Irpinia di base che sostiene Foti ed oggi parte integrante del Partito Democratico è formata dai due consiglieri: una eletta con l'Udc e l'altro (ex Alleanza Nazionale) con una lista civica

Enza Ambrosone e Nino Montanile, i due consiglieri comunali che eletti tra le fila delle liste alternative a Paolo Foti oggi siedono tra i banchi della maggioranza sono i primi difensori del sindaco che si ritrova tra i fuochi incrociati dei suoi stessi consiglieri di partito. Tante cose sono cambiate. Come il pensiero dei due consiglieri che hanno trasgredito il vincolo di mandato consegnato a suon di preferenze dagli elettori. Da un anno siedono tra i banchi della maggioranza grazie all'operazione Irpinia di base, correntizia al Partito Democratico.

All'unisono tengono a precisare che non hanno ricevuto posti di comando o prebende. Ma quando consegnano la lettera di Roberto D'Orsi, l'assessore sfiduciato si lasciano scappare "il nostro assessore, vicino alla nostra sensibilità ma soprattutto un tecnico di grande valore".   

Enza Ambrosone, politica fine di demitiano pensiero riesce con un sofismo incredibile a fare da moralista all'intera maggioranza: "eviteremo forzature, non firmando alcuna mozione di sfiducia nei confronti del sindaco, almeno fino a quando non ci renderemo conto che non ci sono più margini per andare avanti. Il governo della città non deve essere la proiezione del conflitto tra le varie parti del Pd altrimenti perdiamo di vista l'interesse primario, quello di Avellino e del suo sviluppo futuro. Il commissariamento sarebbe una iattura non perché non si riuscirebbero a completare le opere pubbliche ma perché si scriverebbe la parola fine ad un percorso di sviluppo che, partendo dall'Area Vasta, tutt'altro che una parola vuota, si sta intraprendendo". Chiede un ultimo sacrificio a Foti: "non farsi strattonare avendo il dovere di esercitare la sua autonomia".
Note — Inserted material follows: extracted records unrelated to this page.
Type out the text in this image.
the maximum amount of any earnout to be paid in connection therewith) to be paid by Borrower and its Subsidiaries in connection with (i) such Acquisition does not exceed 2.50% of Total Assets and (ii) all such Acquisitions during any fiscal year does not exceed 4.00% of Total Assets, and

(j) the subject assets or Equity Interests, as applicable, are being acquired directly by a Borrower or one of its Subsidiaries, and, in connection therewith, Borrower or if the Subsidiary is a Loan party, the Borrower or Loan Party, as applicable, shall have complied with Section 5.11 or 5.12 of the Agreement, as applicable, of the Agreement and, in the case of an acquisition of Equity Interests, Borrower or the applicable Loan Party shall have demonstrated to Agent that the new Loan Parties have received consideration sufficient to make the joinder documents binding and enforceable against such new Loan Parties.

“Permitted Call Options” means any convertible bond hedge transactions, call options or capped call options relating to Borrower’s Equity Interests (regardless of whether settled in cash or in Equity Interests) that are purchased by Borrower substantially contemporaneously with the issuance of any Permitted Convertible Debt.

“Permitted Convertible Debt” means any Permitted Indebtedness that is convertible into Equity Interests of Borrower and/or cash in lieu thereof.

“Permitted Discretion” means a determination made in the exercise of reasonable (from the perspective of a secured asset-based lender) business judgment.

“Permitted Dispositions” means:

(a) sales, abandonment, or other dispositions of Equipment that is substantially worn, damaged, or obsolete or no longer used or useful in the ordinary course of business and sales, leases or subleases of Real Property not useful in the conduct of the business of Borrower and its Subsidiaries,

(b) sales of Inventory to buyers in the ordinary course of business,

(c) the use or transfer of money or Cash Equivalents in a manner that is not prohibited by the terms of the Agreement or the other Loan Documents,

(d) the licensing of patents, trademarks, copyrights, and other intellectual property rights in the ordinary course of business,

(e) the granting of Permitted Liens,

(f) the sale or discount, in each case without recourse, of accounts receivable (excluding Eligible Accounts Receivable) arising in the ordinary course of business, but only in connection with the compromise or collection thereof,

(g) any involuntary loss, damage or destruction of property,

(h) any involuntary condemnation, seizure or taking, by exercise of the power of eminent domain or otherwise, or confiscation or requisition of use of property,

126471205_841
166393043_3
L'ex Alleanza Nazionale Nino Montanile, oggi parte integrante del Partito Democratico dice che "non parteciperà a lotte di parte nella maggioranza. Se dovessimo renderci conto che è questo il solo interesse di pezzi del Pd non esiteremmo a prendere le distanze da questa amministrazione chiedendo di ridare la parola agli elettori".